I spent my afternoon making pies. It was an easy day, with little on the agenda, so I got a little creative with one recipe, tried something else new (apple with cinnamon roll crust), and stuck to a couple of old favorites. My key lime is excellent.
What does this have to do with Sherlock Holmes? Nothing, and for that, I apologize. I try not to go too many posts without writing about the man himself, or something else drawn from his Canon, but this week . . . ah, this week, I broke my own rules. Partly because I've been writing about Sherlock for another purpose that will eventually see daylight, partly because it was a very involved week at the job, and I was just seeing what spilled out at the keyboard.
So, pies. Had all my pies done and set to take them to a nice family dinner with some of the best humans I know, and I finally got around to checking Twitter, where it seemed, I had become the topic of discussion. And we all know that's not usually a good thing.
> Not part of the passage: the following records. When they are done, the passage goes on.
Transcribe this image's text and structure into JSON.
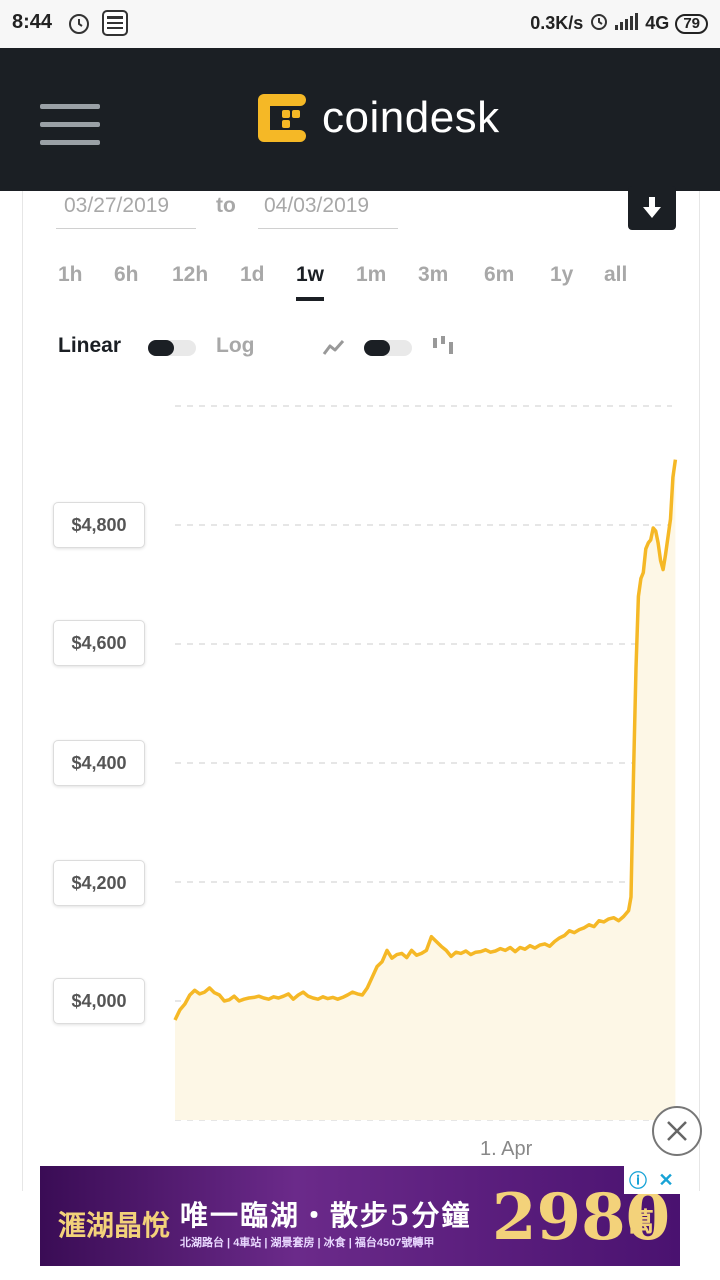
{
  "status_bar": {
    "time": "8:44",
    "network_speed": "0.3K/s",
    "network_type": "4G",
    "battery": "79"
  },
  "header": {
    "logo_text": "coindesk",
    "menu_icon": "hamburger-icon",
    "accent_color": "#f5b826",
    "bg_color": "#1b1f24"
  },
  "date_range": {
    "start": "03/27/2019",
    "separator": "to",
    "end": "04/03/2019",
    "download_icon": "download-arrow-icon"
  },
  "time_tabs": [
    {
      "label": "1h",
      "active": false
    },
    {
      "label": "6h",
      "active": false
    },
    {
      "label": "12h",
      "active": false
    },
    {
      "label": "1d",
      "active": false
    },
    {
      "label": "1w",
      "active": true
    },
    {
      "label": "1m",
      "active": false
    },
    {
      "label": "3m",
      "active": false
    },
    {
      "label": "6m",
      "active": false
    },
    {
      "label": "1y",
      "active": false
    },
    {
      "label": "all",
      "active": false
    }
  ],
  "scale_toggle": {
    "left_label": "Linear",
    "right_label": "Log",
    "line_icon": "line-chart-icon",
    "candle_icon": "candlestick-icon"
  },
  "chart_data": {
    "type": "area",
    "ylabel_ticks": [
      "$4,000",
      "$4,200",
      "$4,400",
      "$4,600",
      "$4,800"
    ],
    "yticks_values": [
      4000,
      4200,
      4400,
      4600,
      4800
    ],
    "ylim": [
      3800,
      5000
    ],
    "xtick_labels": [
      "1. Apr"
    ],
    "grid": true,
    "line_color": "#f5b826",
    "watermark": "coindesk",
    "points": [
      [
        0.0,
        3968
      ],
      [
        0.01,
        3985
      ],
      [
        0.02,
        3995
      ],
      [
        0.03,
        4010
      ],
      [
        0.04,
        4018
      ],
      [
        0.05,
        4012
      ],
      [
        0.06,
        4015
      ],
      [
        0.07,
        4022
      ],
      [
        0.08,
        4014
      ],
      [
        0.09,
        4010
      ],
      [
        0.1,
        4000
      ],
      [
        0.11,
        4002
      ],
      [
        0.12,
        4008
      ],
      [
        0.13,
        4000
      ],
      [
        0.14,
        4003
      ],
      [
        0.15,
        4005
      ],
      [
        0.16,
        4006
      ],
      [
        0.17,
        4008
      ],
      [
        0.18,
        4005
      ],
      [
        0.19,
        4003
      ],
      [
        0.2,
        4007
      ],
      [
        0.21,
        4005
      ],
      [
        0.22,
        4008
      ],
      [
        0.23,
        4012
      ],
      [
        0.24,
        4003
      ],
      [
        0.25,
        4010
      ],
      [
        0.26,
        4015
      ],
      [
        0.27,
        4008
      ],
      [
        0.28,
        4005
      ],
      [
        0.29,
        4003
      ],
      [
        0.3,
        4007
      ],
      [
        0.31,
        4004
      ],
      [
        0.32,
        4006
      ],
      [
        0.33,
        4003
      ],
      [
        0.34,
        4006
      ],
      [
        0.35,
        4010
      ],
      [
        0.36,
        4015
      ],
      [
        0.37,
        4012
      ],
      [
        0.38,
        4010
      ],
      [
        0.39,
        4022
      ],
      [
        0.4,
        4040
      ],
      [
        0.41,
        4058
      ],
      [
        0.42,
        4066
      ],
      [
        0.43,
        4085
      ],
      [
        0.44,
        4072
      ],
      [
        0.45,
        4078
      ],
      [
        0.46,
        4080
      ],
      [
        0.47,
        4073
      ],
      [
        0.48,
        4085
      ],
      [
        0.49,
        4077
      ],
      [
        0.5,
        4080
      ],
      [
        0.51,
        4085
      ],
      [
        0.52,
        4108
      ],
      [
        0.53,
        4100
      ],
      [
        0.54,
        4092
      ],
      [
        0.55,
        4085
      ],
      [
        0.56,
        4075
      ],
      [
        0.57,
        4082
      ],
      [
        0.58,
        4080
      ],
      [
        0.59,
        4084
      ],
      [
        0.6,
        4078
      ],
      [
        0.61,
        4082
      ],
      [
        0.62,
        4083
      ],
      [
        0.63,
        4086
      ],
      [
        0.64,
        4082
      ],
      [
        0.65,
        4084
      ],
      [
        0.66,
        4088
      ],
      [
        0.67,
        4085
      ],
      [
        0.68,
        4090
      ],
      [
        0.69,
        4083
      ],
      [
        0.7,
        4090
      ],
      [
        0.71,
        4087
      ],
      [
        0.72,
        4093
      ],
      [
        0.73,
        4089
      ],
      [
        0.74,
        4094
      ],
      [
        0.75,
        4096
      ],
      [
        0.76,
        4092
      ],
      [
        0.77,
        4100
      ],
      [
        0.78,
        4106
      ],
      [
        0.79,
        4110
      ],
      [
        0.8,
        4118
      ],
      [
        0.81,
        4115
      ],
      [
        0.82,
        4120
      ],
      [
        0.83,
        4123
      ],
      [
        0.84,
        4128
      ],
      [
        0.85,
        4125
      ],
      [
        0.86,
        4135
      ],
      [
        0.87,
        4133
      ],
      [
        0.88,
        4138
      ],
      [
        0.89,
        4140
      ],
      [
        0.9,
        4135
      ],
      [
        0.91,
        4142
      ],
      [
        0.92,
        4152
      ],
      [
        0.925,
        4175
      ],
      [
        0.93,
        4380
      ],
      [
        0.935,
        4560
      ],
      [
        0.94,
        4680
      ],
      [
        0.945,
        4710
      ],
      [
        0.95,
        4720
      ],
      [
        0.955,
        4760
      ],
      [
        0.96,
        4770
      ],
      [
        0.965,
        4775
      ],
      [
        0.97,
        4795
      ],
      [
        0.975,
        4790
      ],
      [
        0.98,
        4770
      ],
      [
        0.985,
        4740
      ],
      [
        0.99,
        4725
      ],
      [
        0.995,
        4750
      ],
      [
        1.0,
        4780
      ],
      [
        1.005,
        4810
      ],
      [
        1.01,
        4880
      ],
      [
        1.015,
        4910
      ]
    ]
  },
  "ad": {
    "brand": "滙湖晶悅",
    "headline": "唯一臨湖・散步5分鐘",
    "subline": "北湖路台 | 4車站 | 湖景套房 | 冰食 | 福台4507號轉甲",
    "price": "2980",
    "unit": "萬",
    "info_icon": "info-icon",
    "close_icon": "close-icon"
  }
}
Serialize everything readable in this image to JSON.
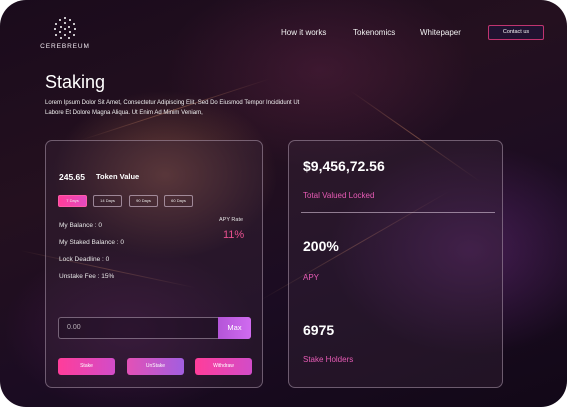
{
  "brand": {
    "name": "CEREBREUM"
  },
  "nav": {
    "items": [
      "How it works",
      "Tokenomics",
      "Whitepaper"
    ],
    "contact_label": "Contact us"
  },
  "page": {
    "title": "Staking",
    "description": "Lorem Ipsum Dolor Sit Amet, Consectetur Adipiscing Elit, Sed Do Eiusmod Tempor Incididunt Ut Labore Et Dolore Magna Aliqua. Ut Enim Ad Minim Veniam,"
  },
  "staking": {
    "token_value": "245.65",
    "token_label": "Token Value",
    "periods": [
      "7 Days",
      "14 Days",
      "90 Days",
      "60 Days"
    ],
    "active_period": "7 Days",
    "info": [
      "My Balance : 0",
      "My Staked Balance : 0",
      "Lock Deadline : 0",
      "Unstake Fee : 15%"
    ],
    "apy_label": "APY Rate",
    "apy_value": "11%",
    "amount_placeholder": "0.00",
    "max_label": "Max",
    "actions": [
      "Stake",
      "UnStake",
      "Withdraw"
    ]
  },
  "stats": {
    "total_locked_value": "$9,456,72.56",
    "total_locked_label": "Total Valued Locked",
    "apy_value": "200%",
    "apy_label": "APY",
    "holders_value": "6975",
    "holders_label": "Stake Holders"
  },
  "colors": {
    "accent_pink": "#ff3d9a",
    "accent_purple": "#b455d8",
    "label_pink": "#e75bb5"
  }
}
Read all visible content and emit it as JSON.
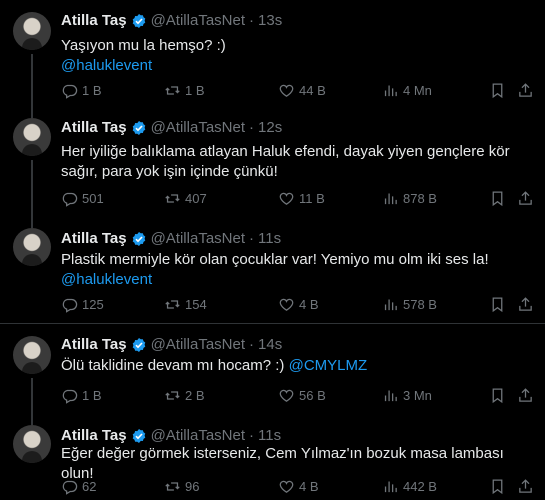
{
  "tweets": [
    {
      "name": "Atilla Taş",
      "handle": "@AtillaTasNet",
      "time": "13s",
      "text": "Yaşıyon mu la hemşo? :)",
      "mention": "@haluklevent",
      "replies": "1 B",
      "retweets": "1 B",
      "likes": "44 B",
      "views": "4 Mn"
    },
    {
      "name": "Atilla Taş",
      "handle": "@AtillaTasNet",
      "time": "12s",
      "text": "Her iyiliğe balıklama atlayan Haluk efendi, dayak yiyen gençlere kör sağır, para yok işin içinde çünkü!",
      "replies": "501",
      "retweets": "407",
      "likes": "11 B",
      "views": "878 B"
    },
    {
      "name": "Atilla Taş",
      "handle": "@AtillaTasNet",
      "time": "11s",
      "text": "Plastik mermiyle kör olan çocuklar var! Yemiyo mu olm iki ses la!",
      "mention": "@haluklevent",
      "replies": "125",
      "retweets": "154",
      "likes": "4 B",
      "views": "578 B"
    },
    {
      "name": "Atilla Taş",
      "handle": "@AtillaTasNet",
      "time": "14s",
      "text": "Ölü taklidine devam mı hocam? :)",
      "mention": "@CMYLMZ",
      "replies": "1 B",
      "retweets": "2 B",
      "likes": "56 B",
      "views": "3 Mn"
    },
    {
      "name": "Atilla Taş",
      "handle": "@AtillaTasNet",
      "time": "11s",
      "text": "Eğer değer görmek isterseniz, Cem Yılmaz'ın bozuk masa lambası olun!",
      "replies": "62",
      "retweets": "96",
      "likes": "4 B",
      "views": "442 B"
    }
  ],
  "separator": "·",
  "colors": {
    "background": "#000000",
    "text": "#e7e9ea",
    "muted": "#71767b",
    "accent": "#1d9bf0",
    "thread_line": "#333639"
  },
  "icons": {
    "reply": "reply-icon",
    "retweet": "retweet-icon",
    "like": "heart-icon",
    "views": "views-icon",
    "bookmark": "bookmark-icon",
    "share": "share-icon",
    "verified": "verified-badge-icon"
  }
}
If people have to discuss you, well, somebody out there probably isn't happy about something.
I suspect that over the course of my Sherlockian life, I've had more people angry with me than any other part of my existence. In the real world, as one might call one's daily existence, people do take offense upon occasion . . . but we work it out, have a laugh, and know that we all mean well. It's this distance between us in our fan lives that catches us. That and the fact that Sherlock Holmes, and all the culture around him, becomes a part of our identity. Which makes us vulnerable, susceptible to getting a bit hurt.
So, when one comes off a nice afternoon of pie-baking, and finds a fellow Sherlockian suggesting that one is mentally ill and needs friends to step in, simply for having a different perspective, well, one has to assume that someone felt a little bit hurt by something one said. Which hurts in turn, as no one wants to see other people hurting from words that weren't intended to sting . . . just explore some ideas. It makes a writer feel like the writing didn't quite work the way it was supposed to, as well.
But we all come to the Sherlockian dance with our own history, our own biases, and our own reasons to get angry at what our own eyes see as an attack on something or someone we hold dear. We just might want to try to control our tempers a bit, when the red haze starts moving in, just in case what we saw wasn't really intended in the manner in which we took it.
So, not the best day to be yours truly on the old Sherlockian Twitter (didn't engage any of it on Facebook, which I keep pretty pared down). Thanks to everyone who took the time to ponder the matter or send a kindly thought.
The pies did turn out really well, too.